Mais ce sur quoi toutes les parties s'accordent, c'est que les problèmes permanents d'Internet s'aggravent, en même temps que la dépendance de la société à son égard s'aggrave. Il y a quelques années à peine, les travaux de chercheurs comme Peterson n'ont pas suscité un grand intérêt en dehors de la communauté des réseaux. Mais ces jours-ci, Clark et Peterson donnent des briefings aux décideurs politiques de Washington. Il est reconnu que certains de ces problèmes sont potentiellement très graves. On pourrait dire qu'ils ont toujours été là, dit Peterson. Mais il y a une reconnaissance plus large au plus haut niveau du gouvernement que cela est vrai. Nous arrivons au point où nous informons les gens du bureau du président de la politique scientifique et technologique. Je l'ai fait spécifiquement, et d'autres personnes le font aussi. Pour autant que je sache, c'est assez nouveau.

Devant la porte du bureau de Clark au MIT, un badge placé par un collègue farceur annonce qu'il s'agit du bureau d'Albus Dumbledore – le sage directeur de l'école de sorcellerie et de sorcellerie de Poudlard, une figure centrale des livres Harry Potter. Mais alors que Clark, au cours des premières années, a peut-être opéré un peu de magie, en aidant à transformer les protocoles Internet d'origine en une technologie de communication robuste qui a changé le monde, il n'a plus beaucoup de contrôle sur ce qui se passe ensuite.

Mais parce que nous n'avons pas de pouvoir, il y a de plus grandes chances que nous soyons laissés seuls pour essayer, dit-il. Et donc Clark, comme Dumbledore, gloussa les nouvelles générations de sorciers techniques. Mon objectif en appelant à un nouveau design est de libérer nos esprits des contraintes actuelles, afin que nous puissions envisager un avenir différent, dit-il. La raison pour laquelle j'insiste sur ce point est qu'Internet est si grand et si réussi qu'il semble être une course folle d'envoyer quelqu'un pour en inventer un autre.

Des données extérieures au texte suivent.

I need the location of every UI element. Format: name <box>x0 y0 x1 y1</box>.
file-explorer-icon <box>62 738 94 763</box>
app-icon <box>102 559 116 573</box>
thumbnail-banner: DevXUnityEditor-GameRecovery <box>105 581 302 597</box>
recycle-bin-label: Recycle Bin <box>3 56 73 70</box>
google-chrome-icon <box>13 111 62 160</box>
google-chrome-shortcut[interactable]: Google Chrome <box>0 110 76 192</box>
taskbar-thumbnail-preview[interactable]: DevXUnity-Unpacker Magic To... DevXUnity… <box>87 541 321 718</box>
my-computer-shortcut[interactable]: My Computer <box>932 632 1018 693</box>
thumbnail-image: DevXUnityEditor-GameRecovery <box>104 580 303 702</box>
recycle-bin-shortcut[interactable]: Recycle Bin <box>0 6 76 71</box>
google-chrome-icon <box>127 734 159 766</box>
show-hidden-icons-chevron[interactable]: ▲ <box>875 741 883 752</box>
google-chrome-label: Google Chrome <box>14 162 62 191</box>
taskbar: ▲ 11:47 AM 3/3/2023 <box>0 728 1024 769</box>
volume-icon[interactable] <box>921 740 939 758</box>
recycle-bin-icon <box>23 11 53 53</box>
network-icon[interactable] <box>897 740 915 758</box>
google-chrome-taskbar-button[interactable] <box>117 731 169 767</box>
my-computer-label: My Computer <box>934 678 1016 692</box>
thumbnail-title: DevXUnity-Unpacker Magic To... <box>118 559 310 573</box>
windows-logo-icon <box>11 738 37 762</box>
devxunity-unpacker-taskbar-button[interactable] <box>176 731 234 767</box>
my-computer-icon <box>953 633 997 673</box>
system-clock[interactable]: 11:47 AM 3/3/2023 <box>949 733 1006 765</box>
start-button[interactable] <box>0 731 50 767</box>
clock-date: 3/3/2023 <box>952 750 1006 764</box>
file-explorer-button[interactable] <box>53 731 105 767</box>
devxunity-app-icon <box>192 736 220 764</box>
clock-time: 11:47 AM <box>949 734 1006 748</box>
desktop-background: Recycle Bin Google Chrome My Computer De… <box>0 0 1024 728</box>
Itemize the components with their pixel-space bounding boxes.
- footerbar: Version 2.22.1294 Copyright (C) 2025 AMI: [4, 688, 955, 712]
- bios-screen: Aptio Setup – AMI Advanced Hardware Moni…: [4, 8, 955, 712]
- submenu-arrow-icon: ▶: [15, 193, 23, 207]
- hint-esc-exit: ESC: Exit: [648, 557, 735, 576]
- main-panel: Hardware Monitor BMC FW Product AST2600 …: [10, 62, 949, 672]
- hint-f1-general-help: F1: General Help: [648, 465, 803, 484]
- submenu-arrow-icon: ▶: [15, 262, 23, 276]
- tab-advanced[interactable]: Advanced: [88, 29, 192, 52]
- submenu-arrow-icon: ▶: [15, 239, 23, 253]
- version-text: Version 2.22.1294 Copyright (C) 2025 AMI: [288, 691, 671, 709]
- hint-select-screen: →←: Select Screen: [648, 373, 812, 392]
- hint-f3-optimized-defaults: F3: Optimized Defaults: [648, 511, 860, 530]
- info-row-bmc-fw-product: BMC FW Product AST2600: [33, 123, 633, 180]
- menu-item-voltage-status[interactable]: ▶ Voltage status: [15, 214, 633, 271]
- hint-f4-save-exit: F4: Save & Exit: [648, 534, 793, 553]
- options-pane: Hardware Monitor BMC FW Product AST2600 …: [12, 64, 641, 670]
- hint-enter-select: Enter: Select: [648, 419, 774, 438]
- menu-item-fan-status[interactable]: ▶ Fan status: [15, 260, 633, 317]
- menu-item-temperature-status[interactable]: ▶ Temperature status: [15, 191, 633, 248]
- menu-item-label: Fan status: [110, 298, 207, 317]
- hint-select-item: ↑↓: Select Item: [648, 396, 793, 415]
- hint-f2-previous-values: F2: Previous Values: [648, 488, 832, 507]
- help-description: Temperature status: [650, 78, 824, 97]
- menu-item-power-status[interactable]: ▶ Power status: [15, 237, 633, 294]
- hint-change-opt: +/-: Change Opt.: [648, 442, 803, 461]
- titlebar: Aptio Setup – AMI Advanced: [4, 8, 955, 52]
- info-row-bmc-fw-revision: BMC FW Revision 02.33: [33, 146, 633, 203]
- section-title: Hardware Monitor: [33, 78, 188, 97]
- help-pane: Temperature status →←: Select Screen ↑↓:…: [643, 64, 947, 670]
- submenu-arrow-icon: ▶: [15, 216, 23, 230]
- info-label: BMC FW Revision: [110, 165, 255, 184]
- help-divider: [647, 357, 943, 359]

Que le résultat final soit une toute nouvelle architecture - ou simplement un ensemble efficace de modifications apportées à l'existante - n'a peut-être pas d'importance à la fin. Compte tenu de l'enracinement d'Internet, l'effort aura réussi, dit-il, s'il permet au moins à la communauté des chercheurs de travailler vers des objectifs communs et contribue à imposer une dérive dans la bonne direction.

Les fondations d'une nouvelle infrastructure
Les efforts émergents de la NSF pour forger une architecture Internet vierge s'appuieront sur un large éventail de recherches existantes. Vous trouverez ci-dessous un échantillon des principaux efforts visant à tout améliorer, de la sécurité aux communications sans fil.

PLANETLAB
université de Princeton
Princeton, New Jersey
Concentrer: Création d'un réseau Internet superposé de matériel et de logiciels (actuellement 630 machines dans 25 pays) qui exécute des fonctions allant de la recherche de vers à l'optimisation du trafic.

EMULAB
Université de l'Utah
Salt Lake City, Utah
Concentrer: Un banc d'essai de logiciels et de matériel qui offre aux chercheurs un moyen simple et pratique d'émuler Internet pour une grande variété d'objectifs de recherche.

DETER/Université du Sud
Institut californien des sciences de l'information
Marina del Rey, Californie
Concentrer: Un banc d'essai de recherche où les chercheurs peuvent lancer en toute sécurité des cyberattaques simulées, les analyser et développer des stratégies défensives, en particulier pour les infrastructures critiques.

WINLAB (Laboratoire des réseaux d'information sans fil)
Université Rutgers
Nouveau-Brunswick, NJ
Concentrer: Développe des architectures et des protocoles de réseau sans fil, visant à déployer l'Internet mobile. Effectue des recherches sur tout, des modems haute vitesse à la gestion du spectre.